La technologie pour diversifier les méthodes d’enseignement
Dès les balbutiements de l’intégration technologique en classe, François Simard s’est intéressé aux différents logiciels qui pourraient diversifier son approche pédagogique. Sa principale motivation, au départ, était de favoriser l’implication des étudiants qui s’exprimaient moins en classe. Il a donc créé des quiz en ligne, où tout le monde pouvait répondre en même temps. Aujourd’hui, à chaque début de cours, il utilise Kahoot!, qui permet la création de questionnaires à choix multiples et la participation simultanée des étudiants. « Je fais un petit questionnaire de quatre ou cinq questions sur le cours précédant. Ça met de l’énergie et de la bonne humeur en classe », souligne M. Simard.
Un autre outil fantastique qu’il a découvert est Loom, qui permet notamment l’enregistrement de vidéos. Lorsque François Simard donne un travail à faire à ses étudiants, il l’explique en classe et remet une feuille de consignes. Sur celle-ci, il y a également un code QR qui redirige les élèves vers une vidéo enregistrée sur Loom. Dans celle-ci, ils peuvent écouter à nouveau l’explication vocale du professeur. Pour un étudiant qui comprend mieux les consignes exprimées oralement qu’à l’écrit, cette initiative peut faciliter sa compréhension. « Les moyens technologiques font partie des outils nous permettant d’adapter notre enseignement à une variété de besoins, sans nous donner trop de travail supplémentaire », précise M. Simard.
Chat GPT, comme un nouvel employé
François Simard utilise Chat GPT dans la planification de sa matière. L’outil lui permet d’économiser du temps et de bonifier ses activités. Dans ses cours, l’enseignant doit régulièrement écrire des scénarios à partir de clients fictifs. Mais c’est très long, indique-t-il, et ça finit par « tourner autour des mêmes histoires ». Chat GPT facilite cette préparation. « Je me bâtis un client modèle à mon goût et je dis au robot que j’ai besoin de cinq clients comme ça, mais qu’il doit faire varier telle ou telle chose. Ensuite, j’ai seulement besoin d’ajuster quelques aspects. Je sauve un temps incroyable », raconte l’enseignant. Même chose pour ses Kahoot!. « Je n’avais pas beaucoup de temps une fois pour préparer mes questions, alors j’ai dit voici ma matière, j’ai besoin de cinq questions à choix multiples. Je les ai un peu ajustées, mais dans l’ensemble, c’était bon ! »
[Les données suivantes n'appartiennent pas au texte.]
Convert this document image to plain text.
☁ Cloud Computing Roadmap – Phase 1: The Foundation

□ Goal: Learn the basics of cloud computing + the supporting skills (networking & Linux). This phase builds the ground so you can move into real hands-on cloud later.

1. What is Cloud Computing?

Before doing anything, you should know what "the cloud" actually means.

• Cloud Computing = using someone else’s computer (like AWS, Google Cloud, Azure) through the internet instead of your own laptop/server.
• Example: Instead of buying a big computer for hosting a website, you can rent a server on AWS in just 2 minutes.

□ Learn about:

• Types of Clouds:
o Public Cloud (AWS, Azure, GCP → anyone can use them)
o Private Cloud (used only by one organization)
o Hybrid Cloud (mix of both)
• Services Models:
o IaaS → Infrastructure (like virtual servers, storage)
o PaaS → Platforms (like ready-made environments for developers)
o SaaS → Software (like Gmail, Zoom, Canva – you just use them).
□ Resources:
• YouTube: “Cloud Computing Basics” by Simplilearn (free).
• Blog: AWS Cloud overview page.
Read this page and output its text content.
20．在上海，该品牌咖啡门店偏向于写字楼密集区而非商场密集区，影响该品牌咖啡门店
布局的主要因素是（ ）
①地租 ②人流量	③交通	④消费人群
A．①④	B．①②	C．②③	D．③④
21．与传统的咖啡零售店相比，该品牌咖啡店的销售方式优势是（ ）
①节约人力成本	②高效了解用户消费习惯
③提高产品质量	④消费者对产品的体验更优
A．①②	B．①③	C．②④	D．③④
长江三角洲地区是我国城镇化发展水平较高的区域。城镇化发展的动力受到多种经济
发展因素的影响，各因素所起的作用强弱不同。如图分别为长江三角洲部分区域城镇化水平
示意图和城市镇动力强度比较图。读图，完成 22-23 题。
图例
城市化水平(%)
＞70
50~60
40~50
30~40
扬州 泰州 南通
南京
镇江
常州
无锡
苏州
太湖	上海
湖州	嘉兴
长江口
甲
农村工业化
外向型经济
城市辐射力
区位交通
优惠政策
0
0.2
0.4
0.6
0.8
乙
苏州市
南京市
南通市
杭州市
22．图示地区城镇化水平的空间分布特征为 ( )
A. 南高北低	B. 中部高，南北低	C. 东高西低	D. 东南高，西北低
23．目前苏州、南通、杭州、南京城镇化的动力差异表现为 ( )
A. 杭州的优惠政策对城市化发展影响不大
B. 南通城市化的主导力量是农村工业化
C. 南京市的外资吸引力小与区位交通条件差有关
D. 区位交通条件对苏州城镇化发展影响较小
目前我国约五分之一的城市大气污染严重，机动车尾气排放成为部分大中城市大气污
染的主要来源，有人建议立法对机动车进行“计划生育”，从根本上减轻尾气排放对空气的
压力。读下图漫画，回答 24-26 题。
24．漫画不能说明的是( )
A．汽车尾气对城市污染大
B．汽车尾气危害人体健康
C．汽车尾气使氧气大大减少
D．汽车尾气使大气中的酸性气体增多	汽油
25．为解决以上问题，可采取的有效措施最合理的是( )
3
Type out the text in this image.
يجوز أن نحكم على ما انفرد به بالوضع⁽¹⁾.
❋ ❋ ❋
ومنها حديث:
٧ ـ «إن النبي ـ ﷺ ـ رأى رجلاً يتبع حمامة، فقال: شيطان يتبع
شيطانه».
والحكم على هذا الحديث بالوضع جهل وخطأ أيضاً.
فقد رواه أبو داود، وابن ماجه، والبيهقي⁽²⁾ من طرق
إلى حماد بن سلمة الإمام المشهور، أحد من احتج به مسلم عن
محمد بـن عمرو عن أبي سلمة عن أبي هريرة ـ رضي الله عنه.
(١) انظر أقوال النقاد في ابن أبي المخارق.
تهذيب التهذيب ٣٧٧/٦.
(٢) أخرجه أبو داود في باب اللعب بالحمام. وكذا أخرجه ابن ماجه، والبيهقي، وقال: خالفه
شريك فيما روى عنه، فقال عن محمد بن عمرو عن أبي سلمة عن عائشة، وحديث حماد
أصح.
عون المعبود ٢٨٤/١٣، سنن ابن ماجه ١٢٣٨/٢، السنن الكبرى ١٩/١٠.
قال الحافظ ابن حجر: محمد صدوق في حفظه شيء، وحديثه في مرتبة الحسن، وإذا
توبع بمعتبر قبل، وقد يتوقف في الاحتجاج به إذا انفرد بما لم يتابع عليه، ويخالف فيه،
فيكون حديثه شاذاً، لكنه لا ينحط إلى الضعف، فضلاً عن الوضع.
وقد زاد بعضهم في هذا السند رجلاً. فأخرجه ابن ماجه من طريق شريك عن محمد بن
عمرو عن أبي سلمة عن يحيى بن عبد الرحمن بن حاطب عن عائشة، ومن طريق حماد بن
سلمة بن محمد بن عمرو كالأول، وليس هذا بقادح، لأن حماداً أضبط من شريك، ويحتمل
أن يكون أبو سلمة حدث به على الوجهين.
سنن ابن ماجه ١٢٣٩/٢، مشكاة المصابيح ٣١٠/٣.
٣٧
Bien sûr, il y a des pièges à éviter avec Chat GPT. Des informations sont erronées et peuvent induire les étudiants en erreur, ou les orienter vers une seule manière de penser. Ça pose donc problème au niveau du jugement critique et de la pensée réflexive, fait savoir Patricia Tremblay. Ça laisse également planer des doutes concernant la propriété intellectuelle et au niveau des renseignements personnels. « Si quelqu’un dépose une question ou un travail sur Chat GPT, le robot peut reprendre ce matériel. C’est un aspect qui a également été soulevé lors du panel de réflexion, » indique la directrice des études.
Lorsque l’outil est utilisé à bon escient, il peut toutefois aider dans la planification des cours, comme en témoigne l’utilisation de M. Simard. « C’est une machine qui fait de la rédaction, essentiellement. Quand j’ai un modèle, un texte de départ ou un but, c’est utile. Je lui dit que j’ai besoin de cinq questions là-dessus, dont une à développement, ou que je souhaite avoir une dictée trouée. Quand c’est le temps de rédiger, c’est comme avoir un employé, mais que tu dois quand même orienter », explique l’enseignant.